Но ничего такого, конечно, не случилось.

Утром я открыл глаза и увидел отца.

Отец ходил по комнате и брился бритвой «Спутник», которую мы с мамой подарили ему на 23 февраля.

— Подъем! Женька, подъем! — скомандовал он, как обычно, как командовал всегда по утрам.

Но сейчас он сказал это машинально, скорее просто по привычке, я был уверен — он бы даже не заметил, если бы я не встал.

Обычно я любил подольше поваляться в постели, пока отец не устраивал мне «государственный переворот» — он переворачивал меня вместе с матрасом, так что я сразу оказывался на холодной металлической сетке, и мне ничего не оставалось, как только подниматься. Но сегодня я вскочил сразу: я понимал, что отцу не до меня, хотя и он, и мама старательно делали вид, будто ничего особенного не случилось, будто все идет, как надо. Кого они хотели уверить в этом? Меня, что ли? Или, может быть, самих себя?

Я-то видел, что отец сегодня молчаливее, чем обычно, и на часы поглядывает чаще, точно школьник, когда истекает время контрольной и вот-вот прозвенит звонок и надо сдавать работу… А мама суетилась больше, чем всегда, и все задавала отцу какие-то пустячные вопросы, все переспрашивала, не забыл ли он ручку, не надо ли планшет, приготовил ли плащ… Будто он первый раз собирался на службу. Или будто это вовсе не отец собирался, а я, потому что это я вечно что-нибудь забываю или что-нибудь не то засовываю второпях в портфель.

А я сегодня вел себя тихо, незаметно, словно бы меня и не было вовсе.

В окно я видел, как прошли мимо нашего дома майор Городецкий, папин комбат, и лейтенант Загорулько. Обычно отец секунда в секунду точно в этот момент выходил из дому и присоединялся к ним, и они уже втроем шагали к штабу.

А тут отец нарочно приостановился у двери — ждал, когда они пройдут. Офицеры взглянули на наши окна и пошли дальше — они ведь еще не знали, что он вернулся. А отец все стоял в передней, не двигаясь, точно прислушивался, что делается там, за дверью.

— Ладно, — сказала мама негромко и положила руки ему на плечи. — Не мучай себя. Что же теперь делать.

И тогда отец решительно толкнул дверь и пошел не оглядываясь. Я видел, как шел он по улице — широкоплечий, подтянутый, я глядел ему вслед до тех пор, пока он не скрылся за поворотом.

И только тут я вдруг вспомнил о школе, и подумал:

«А я? А как же теперь я?»

3

— Ты знаешь, куда пойди первым делом? — сказал мне Миша Матвейчик. — Первым делом жми в бассейн.
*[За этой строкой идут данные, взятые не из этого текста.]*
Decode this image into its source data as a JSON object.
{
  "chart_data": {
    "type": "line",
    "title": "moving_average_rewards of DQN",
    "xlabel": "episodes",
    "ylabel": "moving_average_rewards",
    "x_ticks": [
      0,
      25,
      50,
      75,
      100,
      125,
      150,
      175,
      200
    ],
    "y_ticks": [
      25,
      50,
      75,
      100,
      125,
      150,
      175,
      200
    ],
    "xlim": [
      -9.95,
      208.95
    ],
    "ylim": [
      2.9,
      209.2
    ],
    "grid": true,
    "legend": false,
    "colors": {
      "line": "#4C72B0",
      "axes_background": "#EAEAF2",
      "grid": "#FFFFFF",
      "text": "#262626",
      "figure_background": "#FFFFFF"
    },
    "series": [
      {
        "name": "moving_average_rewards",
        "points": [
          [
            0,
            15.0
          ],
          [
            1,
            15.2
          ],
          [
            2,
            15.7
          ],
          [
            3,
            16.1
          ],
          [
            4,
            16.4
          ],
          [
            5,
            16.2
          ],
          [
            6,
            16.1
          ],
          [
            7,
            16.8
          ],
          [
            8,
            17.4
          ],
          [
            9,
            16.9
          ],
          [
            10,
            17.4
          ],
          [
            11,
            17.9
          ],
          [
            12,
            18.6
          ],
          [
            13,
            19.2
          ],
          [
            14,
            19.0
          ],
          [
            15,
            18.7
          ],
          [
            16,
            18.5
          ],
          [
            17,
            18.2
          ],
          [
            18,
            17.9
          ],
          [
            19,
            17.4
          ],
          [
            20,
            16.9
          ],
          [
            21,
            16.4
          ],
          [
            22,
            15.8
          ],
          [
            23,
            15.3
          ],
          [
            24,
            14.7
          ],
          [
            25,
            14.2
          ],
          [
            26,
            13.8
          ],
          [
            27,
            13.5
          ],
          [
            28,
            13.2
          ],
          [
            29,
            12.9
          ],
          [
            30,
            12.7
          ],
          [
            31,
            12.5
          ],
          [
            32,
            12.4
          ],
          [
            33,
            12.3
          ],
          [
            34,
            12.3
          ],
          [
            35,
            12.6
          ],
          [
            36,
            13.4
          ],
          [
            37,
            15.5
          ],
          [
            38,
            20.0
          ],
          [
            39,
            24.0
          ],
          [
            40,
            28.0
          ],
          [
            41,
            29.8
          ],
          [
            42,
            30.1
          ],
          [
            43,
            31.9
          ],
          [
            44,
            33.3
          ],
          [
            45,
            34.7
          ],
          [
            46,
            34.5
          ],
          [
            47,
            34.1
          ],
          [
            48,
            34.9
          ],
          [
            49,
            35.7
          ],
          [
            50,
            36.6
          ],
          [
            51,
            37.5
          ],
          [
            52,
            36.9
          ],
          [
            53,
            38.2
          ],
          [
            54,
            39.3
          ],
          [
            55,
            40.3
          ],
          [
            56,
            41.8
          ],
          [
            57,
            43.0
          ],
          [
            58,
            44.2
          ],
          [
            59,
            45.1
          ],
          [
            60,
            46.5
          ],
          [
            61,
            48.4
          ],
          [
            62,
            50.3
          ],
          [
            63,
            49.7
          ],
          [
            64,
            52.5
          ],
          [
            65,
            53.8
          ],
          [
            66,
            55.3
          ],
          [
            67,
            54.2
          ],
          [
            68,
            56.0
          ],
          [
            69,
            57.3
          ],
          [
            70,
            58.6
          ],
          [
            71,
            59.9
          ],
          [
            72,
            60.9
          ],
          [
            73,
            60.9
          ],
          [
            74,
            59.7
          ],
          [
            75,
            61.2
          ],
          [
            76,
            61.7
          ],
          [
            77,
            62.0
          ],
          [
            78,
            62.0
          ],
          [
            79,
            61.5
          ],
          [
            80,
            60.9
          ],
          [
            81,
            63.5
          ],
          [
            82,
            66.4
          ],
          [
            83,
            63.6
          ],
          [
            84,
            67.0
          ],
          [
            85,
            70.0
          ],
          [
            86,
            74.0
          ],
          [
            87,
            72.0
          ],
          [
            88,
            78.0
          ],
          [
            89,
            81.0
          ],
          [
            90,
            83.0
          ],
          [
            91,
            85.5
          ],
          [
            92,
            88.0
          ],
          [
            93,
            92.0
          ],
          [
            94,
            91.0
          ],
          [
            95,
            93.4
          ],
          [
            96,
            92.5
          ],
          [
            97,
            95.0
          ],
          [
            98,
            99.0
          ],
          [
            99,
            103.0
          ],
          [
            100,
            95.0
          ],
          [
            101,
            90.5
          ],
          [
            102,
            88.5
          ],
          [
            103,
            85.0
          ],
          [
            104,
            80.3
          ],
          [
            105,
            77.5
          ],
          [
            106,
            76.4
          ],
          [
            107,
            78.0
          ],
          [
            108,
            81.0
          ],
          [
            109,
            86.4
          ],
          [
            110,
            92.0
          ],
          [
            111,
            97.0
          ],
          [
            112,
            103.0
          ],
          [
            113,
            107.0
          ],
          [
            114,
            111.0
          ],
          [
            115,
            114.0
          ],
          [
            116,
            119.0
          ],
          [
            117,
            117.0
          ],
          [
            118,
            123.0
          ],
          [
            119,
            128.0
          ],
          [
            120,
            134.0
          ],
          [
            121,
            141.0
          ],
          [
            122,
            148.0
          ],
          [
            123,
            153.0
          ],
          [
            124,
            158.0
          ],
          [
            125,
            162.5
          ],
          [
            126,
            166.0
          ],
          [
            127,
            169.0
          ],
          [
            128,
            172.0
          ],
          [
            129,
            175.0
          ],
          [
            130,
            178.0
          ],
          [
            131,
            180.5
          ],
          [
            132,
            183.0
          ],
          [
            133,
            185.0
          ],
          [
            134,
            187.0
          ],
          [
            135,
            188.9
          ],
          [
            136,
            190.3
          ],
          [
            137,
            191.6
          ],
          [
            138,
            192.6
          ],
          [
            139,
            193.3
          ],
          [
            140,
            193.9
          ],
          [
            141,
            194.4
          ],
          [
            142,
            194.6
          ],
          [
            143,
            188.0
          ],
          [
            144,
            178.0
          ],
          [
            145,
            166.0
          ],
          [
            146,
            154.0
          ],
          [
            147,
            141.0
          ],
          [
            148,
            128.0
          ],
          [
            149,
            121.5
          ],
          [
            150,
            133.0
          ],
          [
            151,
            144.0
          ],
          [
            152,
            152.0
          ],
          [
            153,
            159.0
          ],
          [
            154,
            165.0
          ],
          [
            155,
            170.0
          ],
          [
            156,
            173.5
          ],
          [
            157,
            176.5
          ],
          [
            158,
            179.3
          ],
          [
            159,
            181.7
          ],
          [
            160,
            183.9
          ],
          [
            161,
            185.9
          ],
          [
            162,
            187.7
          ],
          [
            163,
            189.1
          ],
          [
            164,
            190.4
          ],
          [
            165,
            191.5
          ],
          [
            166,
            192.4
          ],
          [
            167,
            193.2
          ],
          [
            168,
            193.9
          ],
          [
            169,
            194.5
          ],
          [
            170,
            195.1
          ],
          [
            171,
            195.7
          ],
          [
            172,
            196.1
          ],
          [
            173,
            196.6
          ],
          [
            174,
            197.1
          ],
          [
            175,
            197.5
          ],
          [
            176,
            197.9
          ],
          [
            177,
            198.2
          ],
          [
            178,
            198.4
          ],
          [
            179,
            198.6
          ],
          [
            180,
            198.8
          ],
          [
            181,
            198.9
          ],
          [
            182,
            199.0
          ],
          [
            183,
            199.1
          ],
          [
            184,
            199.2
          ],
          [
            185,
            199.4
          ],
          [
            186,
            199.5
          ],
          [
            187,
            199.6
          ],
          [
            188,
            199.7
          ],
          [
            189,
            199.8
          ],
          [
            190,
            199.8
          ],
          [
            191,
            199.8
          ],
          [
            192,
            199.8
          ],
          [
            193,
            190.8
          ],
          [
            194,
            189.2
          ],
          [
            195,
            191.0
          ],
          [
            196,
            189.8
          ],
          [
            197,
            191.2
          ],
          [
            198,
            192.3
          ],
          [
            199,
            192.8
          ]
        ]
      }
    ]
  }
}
Я читал в журнале, в Москве есть такой бассейн, законный, прямо под открытым небом. На улице мороз тридцать градусов, а люди купаются себе преспокойно. Правда, здорово?
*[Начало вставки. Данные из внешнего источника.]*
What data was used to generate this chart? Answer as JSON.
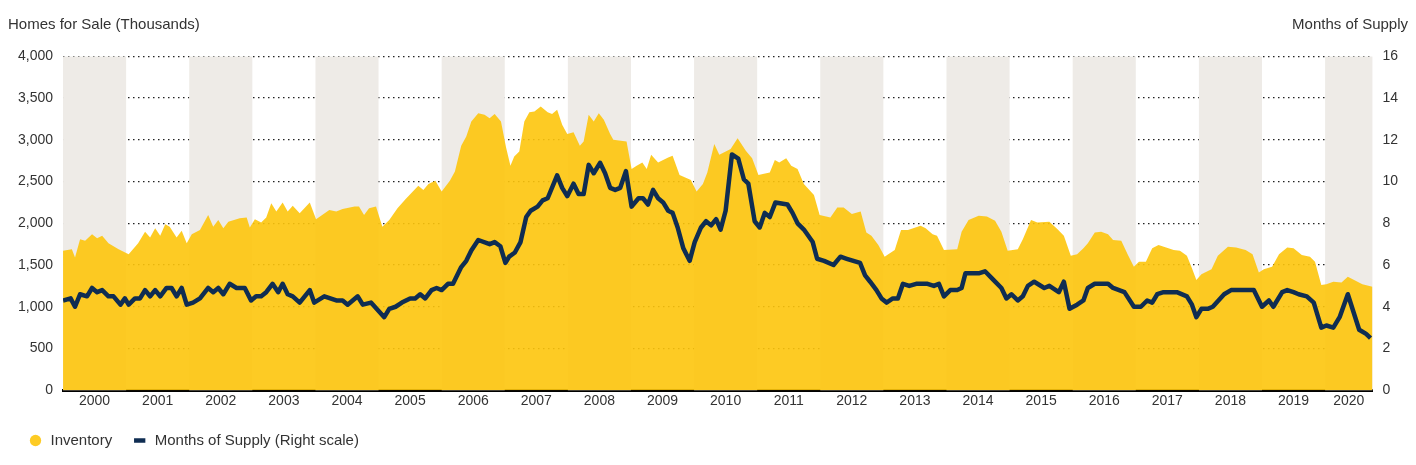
{
  "chart_data": {
    "type": "area",
    "ylabel": "Homes for Sale (Thousands)",
    "y2label": "Months of Supply",
    "xlim": [
      2000,
      2020.75
    ],
    "xticks": [
      {
        "value": 2000.5,
        "label": "2000"
      },
      {
        "value": 2001.5,
        "label": "2001"
      },
      {
        "value": 2002.5,
        "label": "2002"
      },
      {
        "value": 2003.5,
        "label": "2003"
      },
      {
        "value": 2004.5,
        "label": "2004"
      },
      {
        "value": 2005.5,
        "label": "2005"
      },
      {
        "value": 2006.5,
        "label": "2006"
      },
      {
        "value": 2007.5,
        "label": "2007"
      },
      {
        "value": 2008.5,
        "label": "2008"
      },
      {
        "value": 2009.5,
        "label": "2009"
      },
      {
        "value": 2010.5,
        "label": "2010"
      },
      {
        "value": 2011.5,
        "label": "2011"
      },
      {
        "value": 2012.5,
        "label": "2012"
      },
      {
        "value": 2013.5,
        "label": "2013"
      },
      {
        "value": 2014.5,
        "label": "2014"
      },
      {
        "value": 2015.5,
        "label": "2015"
      },
      {
        "value": 2016.5,
        "label": "2016"
      },
      {
        "value": 2017.5,
        "label": "2017"
      },
      {
        "value": 2018.5,
        "label": "2018"
      },
      {
        "value": 2019.5,
        "label": "2019"
      },
      {
        "value": 2020.375,
        "label": "2020"
      }
    ],
    "ylim": [
      0,
      4000
    ],
    "yticks": [
      0,
      500,
      {
        "value": 1000,
        "label": "1,000"
      },
      {
        "value": 1500,
        "label": "1,500"
      },
      {
        "value": 2000,
        "label": "2,000"
      },
      {
        "value": 2500,
        "label": "2,500"
      },
      {
        "value": 3000,
        "label": "3,000"
      },
      {
        "value": 3500,
        "label": "3,500"
      },
      {
        "value": 4000,
        "label": "4,000"
      }
    ],
    "y2lim": [
      0,
      16
    ],
    "y2ticks": [
      0,
      2,
      4,
      6,
      8,
      10,
      12,
      14,
      16
    ],
    "grid": "y",
    "legend": "bottom left",
    "bands": [
      {
        "axis": "x",
        "from": 2000,
        "to": 2001,
        "color": "#eeebe7"
      },
      {
        "axis": "x",
        "from": 2002,
        "to": 2003,
        "color": "#eeebe7"
      },
      {
        "axis": "x",
        "from": 2004,
        "to": 2005,
        "color": "#eeebe7"
      },
      {
        "axis": "x",
        "from": 2006,
        "to": 2007,
        "color": "#eeebe7"
      },
      {
        "axis": "x",
        "from": 2008,
        "to": 2009,
        "color": "#eeebe7"
      },
      {
        "axis": "x",
        "from": 2010,
        "to": 2011,
        "color": "#eeebe7"
      },
      {
        "axis": "x",
        "from": 2012,
        "to": 2013,
        "color": "#eeebe7"
      },
      {
        "axis": "x",
        "from": 2014,
        "to": 2015,
        "color": "#eeebe7"
      },
      {
        "axis": "x",
        "from": 2016,
        "to": 2017,
        "color": "#eeebe7"
      },
      {
        "axis": "x",
        "from": 2018,
        "to": 2019,
        "color": "#eeebe7"
      },
      {
        "axis": "x",
        "from": 2020,
        "to": 2020.75,
        "color": "#eeebe7"
      }
    ],
    "series": [
      {
        "name": "Inventory",
        "type": "area",
        "color": "#fdc50c",
        "x": [
          2000.0,
          2000.14,
          2000.19,
          2000.27,
          2000.35,
          2000.46,
          2000.54,
          2000.62,
          2000.72,
          2000.88,
          2001.04,
          2001.19,
          2001.3,
          2001.38,
          2001.46,
          2001.54,
          2001.62,
          2001.69,
          2001.8,
          2001.88,
          2001.96,
          2002.04,
          2002.17,
          2002.3,
          2002.38,
          2002.46,
          2002.54,
          2002.62,
          2002.8,
          2002.91,
          2002.96,
          2003.04,
          2003.14,
          2003.22,
          2003.3,
          2003.38,
          2003.48,
          2003.56,
          2003.64,
          2003.75,
          2003.91,
          2004.01,
          2004.22,
          2004.33,
          2004.43,
          2004.62,
          2004.69,
          2004.77,
          2004.85,
          2004.96,
          2005.06,
          2005.17,
          2005.3,
          2005.43,
          2005.63,
          2005.71,
          2005.79,
          2005.9,
          2006.0,
          2006.13,
          2006.21,
          2006.31,
          2006.39,
          2006.47,
          2006.58,
          2006.68,
          2006.76,
          2006.84,
          2006.94,
          2007.02,
          2007.09,
          2007.15,
          2007.23,
          2007.31,
          2007.39,
          2007.47,
          2007.57,
          2007.68,
          2007.75,
          2007.83,
          2007.91,
          2007.99,
          2008.09,
          2008.19,
          2008.25,
          2008.33,
          2008.41,
          2008.49,
          2008.57,
          2008.67,
          2008.72,
          2008.93,
          2009.01,
          2009.09,
          2009.18,
          2009.25,
          2009.32,
          2009.43,
          2009.59,
          2009.66,
          2009.77,
          2009.95,
          2010.04,
          2010.14,
          2010.21,
          2010.32,
          2010.4,
          2010.58,
          2010.69,
          2010.82,
          2010.92,
          2011.02,
          2011.09,
          2011.2,
          2011.28,
          2011.35,
          2011.46,
          2011.54,
          2011.64,
          2011.74,
          2011.9,
          2011.99,
          2012.16,
          2012.27,
          2012.37,
          2012.5,
          2012.64,
          2012.73,
          2012.81,
          2012.92,
          2013.02,
          2013.18,
          2013.28,
          2013.39,
          2013.59,
          2013.67,
          2013.78,
          2013.85,
          2013.96,
          2014.17,
          2014.24,
          2014.35,
          2014.51,
          2014.64,
          2014.77,
          2014.87,
          2014.97,
          2015.13,
          2015.21,
          2015.34,
          2015.44,
          2015.63,
          2015.76,
          2015.86,
          2015.97,
          2016.07,
          2016.17,
          2016.24,
          2016.35,
          2016.45,
          2016.56,
          2016.64,
          2016.77,
          2016.87,
          2016.97,
          2017.05,
          2017.16,
          2017.26,
          2017.36,
          2017.6,
          2017.7,
          2017.81,
          2017.89,
          2017.96,
          2018.04,
          2018.2,
          2018.3,
          2018.46,
          2018.59,
          2018.74,
          2018.85,
          2018.95,
          2019.03,
          2019.16,
          2019.27,
          2019.4,
          2019.5,
          2019.63,
          2019.76,
          2019.84,
          2019.94,
          2020.02,
          2020.13,
          2020.26,
          2020.36,
          2020.46,
          2020.59,
          2020.75
        ],
        "values": [
          1670,
          1690,
          1590,
          1810,
          1790,
          1870,
          1820,
          1850,
          1760,
          1690,
          1630,
          1760,
          1900,
          1830,
          1940,
          1850,
          1990,
          1960,
          1830,
          1910,
          1760,
          1870,
          1920,
          2100,
          1960,
          2040,
          1940,
          2020,
          2060,
          2070,
          1950,
          2050,
          2010,
          2070,
          2240,
          2140,
          2250,
          2140,
          2210,
          2120,
          2250,
          2050,
          2160,
          2140,
          2170,
          2200,
          2200,
          2100,
          2180,
          2200,
          1960,
          2040,
          2180,
          2290,
          2450,
          2400,
          2470,
          2510,
          2380,
          2510,
          2620,
          2930,
          3040,
          3220,
          3320,
          3300,
          3260,
          3310,
          3220,
          2910,
          2690,
          2800,
          2860,
          3220,
          3330,
          3340,
          3400,
          3330,
          3310,
          3360,
          3180,
          3070,
          3090,
          2930,
          2980,
          3300,
          3220,
          3320,
          3240,
          3070,
          3000,
          2980,
          2650,
          2690,
          2730,
          2650,
          2820,
          2730,
          2790,
          2810,
          2580,
          2520,
          2380,
          2470,
          2610,
          2950,
          2820,
          2890,
          3020,
          2870,
          2780,
          2580,
          2590,
          2610,
          2760,
          2730,
          2780,
          2690,
          2650,
          2470,
          2340,
          2100,
          2070,
          2190,
          2190,
          2110,
          2140,
          1890,
          1850,
          1740,
          1600,
          1680,
          1920,
          1920,
          1970,
          1940,
          1870,
          1850,
          1680,
          1690,
          1900,
          2040,
          2090,
          2080,
          2030,
          1900,
          1670,
          1690,
          1810,
          2040,
          2010,
          2020,
          1930,
          1850,
          1610,
          1630,
          1700,
          1760,
          1890,
          1900,
          1870,
          1800,
          1790,
          1630,
          1480,
          1540,
          1540,
          1700,
          1740,
          1680,
          1670,
          1610,
          1460,
          1320,
          1390,
          1450,
          1610,
          1720,
          1710,
          1680,
          1630,
          1410,
          1450,
          1480,
          1630,
          1710,
          1700,
          1620,
          1600,
          1540,
          1260,
          1270,
          1300,
          1290,
          1360,
          1320,
          1270,
          1240
        ]
      },
      {
        "name": "Months of Supply (Right scale)",
        "type": "line",
        "axis": "y2",
        "color": "#0f2d52",
        "x": [
          2000.0,
          2000.12,
          2000.19,
          2000.27,
          2000.38,
          2000.46,
          2000.54,
          2000.62,
          2000.72,
          2000.8,
          2000.91,
          2000.98,
          2001.04,
          2001.14,
          2001.22,
          2001.3,
          2001.38,
          2001.46,
          2001.54,
          2001.64,
          2001.72,
          2001.8,
          2001.88,
          2001.96,
          2002.06,
          2002.17,
          2002.3,
          2002.38,
          2002.46,
          2002.54,
          2002.64,
          2002.75,
          2002.88,
          2002.98,
          2003.06,
          2003.14,
          2003.22,
          2003.32,
          2003.41,
          2003.48,
          2003.56,
          2003.64,
          2003.75,
          2003.91,
          2003.98,
          2004.14,
          2004.33,
          2004.43,
          2004.51,
          2004.67,
          2004.75,
          2004.88,
          2005.09,
          2005.17,
          2005.27,
          2005.37,
          2005.5,
          2005.58,
          2005.66,
          2005.74,
          2005.84,
          2005.92,
          2006.0,
          2006.1,
          2006.18,
          2006.31,
          2006.39,
          2006.47,
          2006.58,
          2006.76,
          2006.84,
          2006.93,
          2007.01,
          2007.07,
          2007.16,
          2007.25,
          2007.34,
          2007.41,
          2007.52,
          2007.6,
          2007.68,
          2007.83,
          2007.91,
          2007.99,
          2008.09,
          2008.17,
          2008.25,
          2008.33,
          2008.41,
          2008.51,
          2008.59,
          2008.67,
          2008.75,
          2008.83,
          2008.92,
          2009.01,
          2009.12,
          2009.19,
          2009.27,
          2009.35,
          2009.43,
          2009.51,
          2009.59,
          2009.66,
          2009.74,
          2009.83,
          2009.93,
          2010.01,
          2010.11,
          2010.19,
          2010.27,
          2010.35,
          2010.42,
          2010.5,
          2010.6,
          2010.7,
          2010.79,
          2010.86,
          2010.96,
          2011.04,
          2011.12,
          2011.2,
          2011.29,
          2011.48,
          2011.56,
          2011.64,
          2011.74,
          2011.88,
          2011.95,
          2012.06,
          2012.21,
          2012.32,
          2012.42,
          2012.63,
          2012.71,
          2012.79,
          2012.89,
          2012.97,
          2013.05,
          2013.15,
          2013.23,
          2013.31,
          2013.41,
          2013.52,
          2013.7,
          2013.8,
          2013.88,
          2013.96,
          2014.06,
          2014.17,
          2014.24,
          2014.3,
          2014.51,
          2014.61,
          2014.74,
          2014.87,
          2014.95,
          2015.03,
          2015.13,
          2015.21,
          2015.29,
          2015.39,
          2015.55,
          2015.63,
          2015.78,
          2015.86,
          2015.95,
          2016.07,
          2016.17,
          2016.24,
          2016.35,
          2016.45,
          2016.56,
          2016.64,
          2016.82,
          2016.97,
          2017.08,
          2017.18,
          2017.26,
          2017.34,
          2017.44,
          2017.65,
          2017.81,
          2017.89,
          2017.96,
          2018.04,
          2018.14,
          2018.22,
          2018.4,
          2018.51,
          2018.87,
          2019.0,
          2019.11,
          2019.18,
          2019.32,
          2019.4,
          2019.5,
          2019.58,
          2019.71,
          2019.82,
          2019.94,
          2020.02,
          2020.13,
          2020.23,
          2020.36,
          2020.54,
          2020.65,
          2020.72
        ],
        "values": [
          4.3,
          4.4,
          4.0,
          4.6,
          4.5,
          4.9,
          4.7,
          4.8,
          4.5,
          4.5,
          4.1,
          4.4,
          4.1,
          4.4,
          4.4,
          4.8,
          4.5,
          4.8,
          4.5,
          4.9,
          4.9,
          4.5,
          4.9,
          4.1,
          4.2,
          4.4,
          4.9,
          4.7,
          4.9,
          4.6,
          5.1,
          4.9,
          4.9,
          4.3,
          4.5,
          4.5,
          4.7,
          5.1,
          4.7,
          5.1,
          4.6,
          4.5,
          4.2,
          4.8,
          4.2,
          4.5,
          4.3,
          4.3,
          4.1,
          4.5,
          4.1,
          4.2,
          3.5,
          3.9,
          4.0,
          4.2,
          4.4,
          4.4,
          4.6,
          4.4,
          4.8,
          4.9,
          4.8,
          5.1,
          5.1,
          5.9,
          6.2,
          6.7,
          7.2,
          7.0,
          7.1,
          6.9,
          6.1,
          6.4,
          6.6,
          7.1,
          8.3,
          8.6,
          8.8,
          9.1,
          9.2,
          10.3,
          9.7,
          9.3,
          9.9,
          9.4,
          9.4,
          10.8,
          10.4,
          10.9,
          10.4,
          9.7,
          9.6,
          9.7,
          10.5,
          8.8,
          9.2,
          9.2,
          8.9,
          9.6,
          9.2,
          9.0,
          8.6,
          8.5,
          7.8,
          6.8,
          6.2,
          7.1,
          7.8,
          8.1,
          7.9,
          8.2,
          7.7,
          8.6,
          11.3,
          11.1,
          10.1,
          9.9,
          8.1,
          7.8,
          8.5,
          8.3,
          9.0,
          8.9,
          8.5,
          8.0,
          7.7,
          7.1,
          6.3,
          6.2,
          6.0,
          6.4,
          6.3,
          6.1,
          5.5,
          5.2,
          4.8,
          4.4,
          4.2,
          4.4,
          4.4,
          5.1,
          5.0,
          5.1,
          5.1,
          5.0,
          5.1,
          4.5,
          4.8,
          4.8,
          4.9,
          5.6,
          5.6,
          5.7,
          5.3,
          4.9,
          4.4,
          4.6,
          4.3,
          4.5,
          5.0,
          5.2,
          4.9,
          5.0,
          4.7,
          5.2,
          3.9,
          4.1,
          4.3,
          4.9,
          5.1,
          5.1,
          5.1,
          4.9,
          4.7,
          4.0,
          4.0,
          4.3,
          4.2,
          4.6,
          4.7,
          4.7,
          4.5,
          4.1,
          3.5,
          3.9,
          3.9,
          4.0,
          4.6,
          4.8,
          4.8,
          4.0,
          4.3,
          4.0,
          4.7,
          4.8,
          4.7,
          4.6,
          4.5,
          4.2,
          3.0,
          3.1,
          3.0,
          3.5,
          4.6,
          2.9,
          2.7,
          2.5
        ]
      }
    ]
  }
}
— Правда, — сказал я. — Правда.

Я никак не мог набраться решимости и сказать Мишке, что ни в какой бассейн я не попаду, ни в какую Москву я не поеду. Несколько раз собирался и не мог. Это как прыгнуть в воду с вышки: если не прыгнешь сразу, то потом, сколько ни подходи к самому краю, все уже зря — с каждым разом все труднее сделать последний шаг. А кроме того, стыдно признаться, но в глубине души я по-прежнему надеялся, что все еще может измениться каким-то чудесным образом.